То же самое можно сказать применительно к учению Маркса, которое воспроизводит по своей структуре эсхатологическую модель философии Гегеля.

Итак, в явлении социализма (коммунизма) мы видим формальное использование языка современности, накладывающееся на архаические пласты "политического бессознательного". Это обстоятельство подтвердилось всем опытом советского общества и подробно исследовалось как либеральными критиками социализма и марксизма (К.Поппер, Ф.фон Хайек, Р.Арон и т.д.), так и некоторыми "новыми левыми" философами (такими, как Ж.Батай, Ж.Делез и т.д.). Победа марксизма и пролетарской революции произошла в обществе, намного более традиционном и архаическом, нежели европейские страны, и наличие огромных "несознательных" масс, движимых "политическим бессознательным" в его эсхатологической версии, сыграли в этой победе ключевую роль3.

Глубинное тождество "политического бессознательного"

Здесь самое время вспомнить сделанную выше оговорку в отношении единства бессознательного и сознательного в языке фундаментального консерватизма, подчеркивая, что в консервативном "политическом бессознательном" существует еще более глубокий пласт, который восходит к эпохам, предшествующим внедрению догматического языка монотеизма. Чаще всего он интегрируется в структуру более поздних религиозных систем, в качестве парадигмального фона. Дело в том, что этот архаический (сакральный, манифестационистский) элемент является общим как для фундаментальных консерваторов, так и для крайних коммунистов (нигилистов).

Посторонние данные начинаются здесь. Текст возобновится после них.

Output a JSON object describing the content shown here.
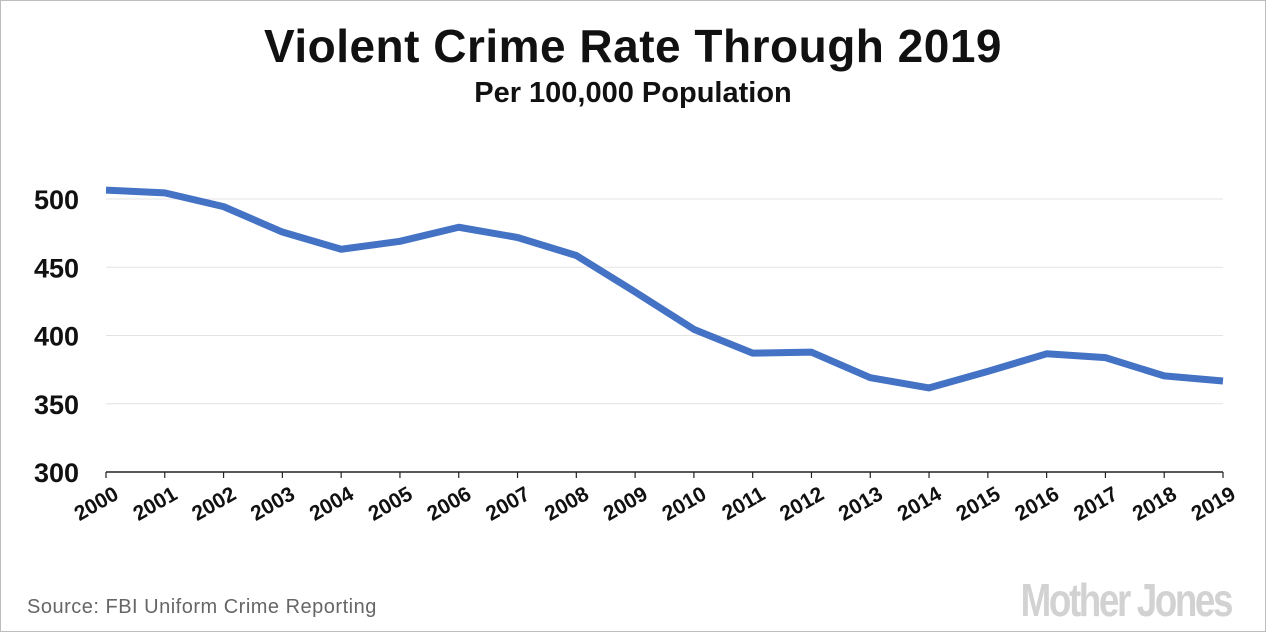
{
  "chart_data": {
    "type": "line",
    "title": "Violent Crime Rate Through 2019",
    "subtitle": "Per 100,000 Population",
    "xlabel": "",
    "ylabel": "",
    "x": [
      "2000",
      "2001",
      "2002",
      "2003",
      "2004",
      "2005",
      "2006",
      "2007",
      "2008",
      "2009",
      "2010",
      "2011",
      "2012",
      "2013",
      "2014",
      "2015",
      "2016",
      "2017",
      "2018",
      "2019"
    ],
    "values": [
      506.5,
      504.5,
      494.4,
      475.8,
      463.2,
      469.0,
      479.3,
      471.8,
      458.6,
      431.9,
      404.5,
      387.1,
      387.8,
      369.1,
      361.6,
      373.7,
      386.6,
      383.8,
      370.4,
      366.7
    ],
    "ylim": [
      300,
      520
    ],
    "yticks": [
      "300",
      "350",
      "400",
      "450",
      "500"
    ],
    "grid": true,
    "line_color": "#4472C4"
  },
  "source": "Source: FBI Uniform Crime Reporting",
  "logo": "Mother Jones"
}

Разными путями - через радикальный возврат к истокам и через рывок в светлое будущее - мы приходим к сходной глубинной парадигме, которая в основных свои чертах прямо противоположна парадигме либерализма, языку "современного мира". В либерализме и его парадигме воплощается настоящее в абсолютном измерении, что в наиболее последовательном случае дает "эфемерность мгновения". На противоположном полюсе сосредоточиваются все потенциальные альтернативы, сводящиеся к единой общей, хотя и глубоко скрытой, матрице "архаической парадигмы", обнаруживающейся только в самых крайних случаях "ультраконсерватизма" и "ультракоммунизма".

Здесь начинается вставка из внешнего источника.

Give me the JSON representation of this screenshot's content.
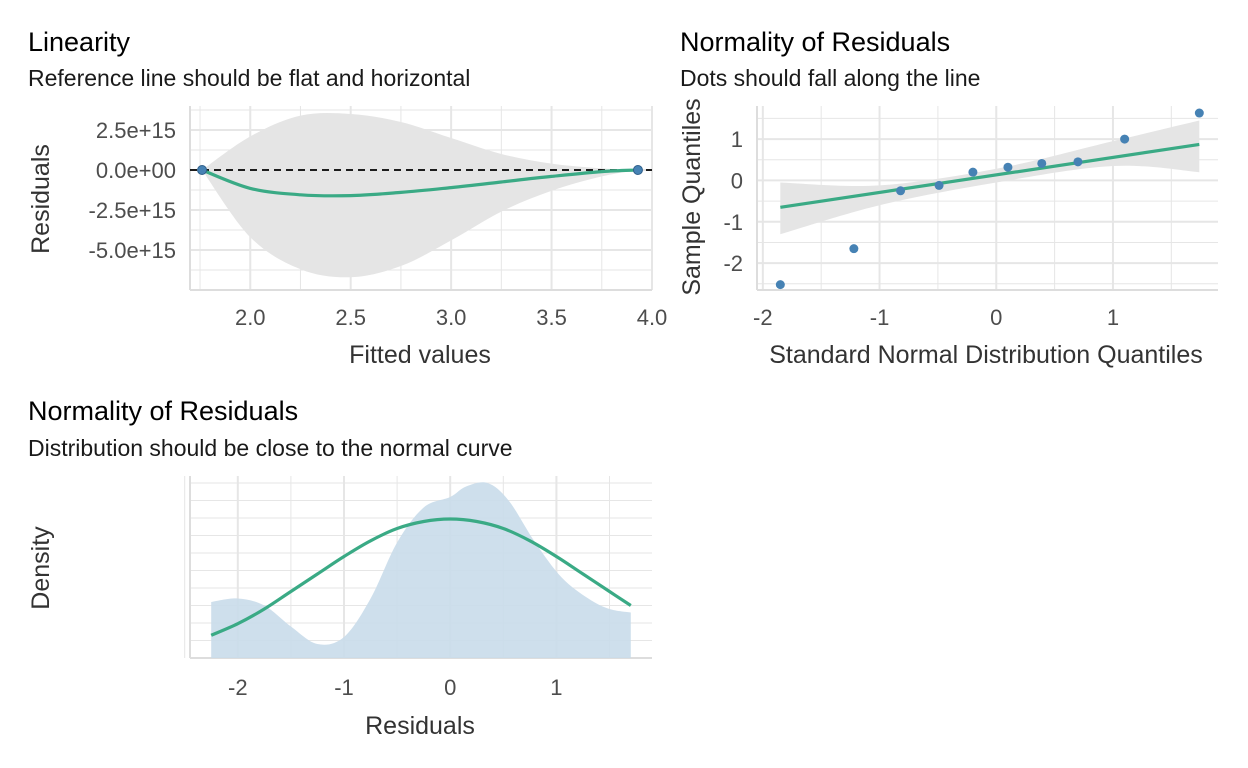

Таким образом, взгляд на историю политических идеологий XIX-XX веков с учетом "аксиомы философии политики XXI века" дает нам возможность новой классификации. Три основные тренда политической философии - фундаментальный консерватизм, либерализм и социализм - сводимы к двум противоположным глубинным парадигмам: либеральной и архаической, в то время как видимые "противоположности" "крайне правого" и "крайне левого" смыкаются между собой, сплавляясь в общей матрице архаического, донного "политического бессознательного".

ХХ век - продолжение XIX

В ХХ веке идеологическая история в целом продолжала намеченную в XIX в. траекторию. Фундаментальный консерватизм был отодвинут на второй план и маргинализирован. Современность и ее язык одержали полную победу на уровне рационального политического мышления. Однако тотализация языка современности в области политики не отменила "политического бессознательного", сопряженного с иными языковыми парадигмами. В ХХ веке, по меньшей мере, в первой его половине, существовали три основные идеологические модели:

- либерализм (Англия, Франция, США),

- социализм (СССР) и

- фашизм (Германия, Италия).

Третий путь

Итальянский фашизм и германский национал-социализм, воспроизводя некоторые "фундаментально консервативные" черты (вспомним, что Доносо Кортес, не удовлетворенный слабостью европейских монархий, еще в XIX веке призывал к диктатуре), вместе с тем впитали многие стороны собственно современного языка: частично либерального, но в гораздо большей степени - социалистического, "левого". Политическое явление, получившее название "третьего пути" ("третьего" между двумя магистральными маршрутами развития современности - либерализмом и социализмом), было прямой и сознательной адаптацией консервативных (в случае фашизма) и даже архаических (в случае нацизма) систем к требованиям современности. Многие принципиальные и "догматические" элементы консерватизма были отброшены вполне в современном духе и заменены на прагматические тезисы и решения. Это был модернизированный консерватизм, вобравший в себя многие аспекты "современной парадигмы". Обращение итальянских фашистов (на раннем этапе) и германских нацистов к социализму далеко не случайно: здесь проявилась глубинная близость того архаического пласта, к которому подспудно и неосознанно апеллировали большевики, и вполне осознанно - представители "третьего пути".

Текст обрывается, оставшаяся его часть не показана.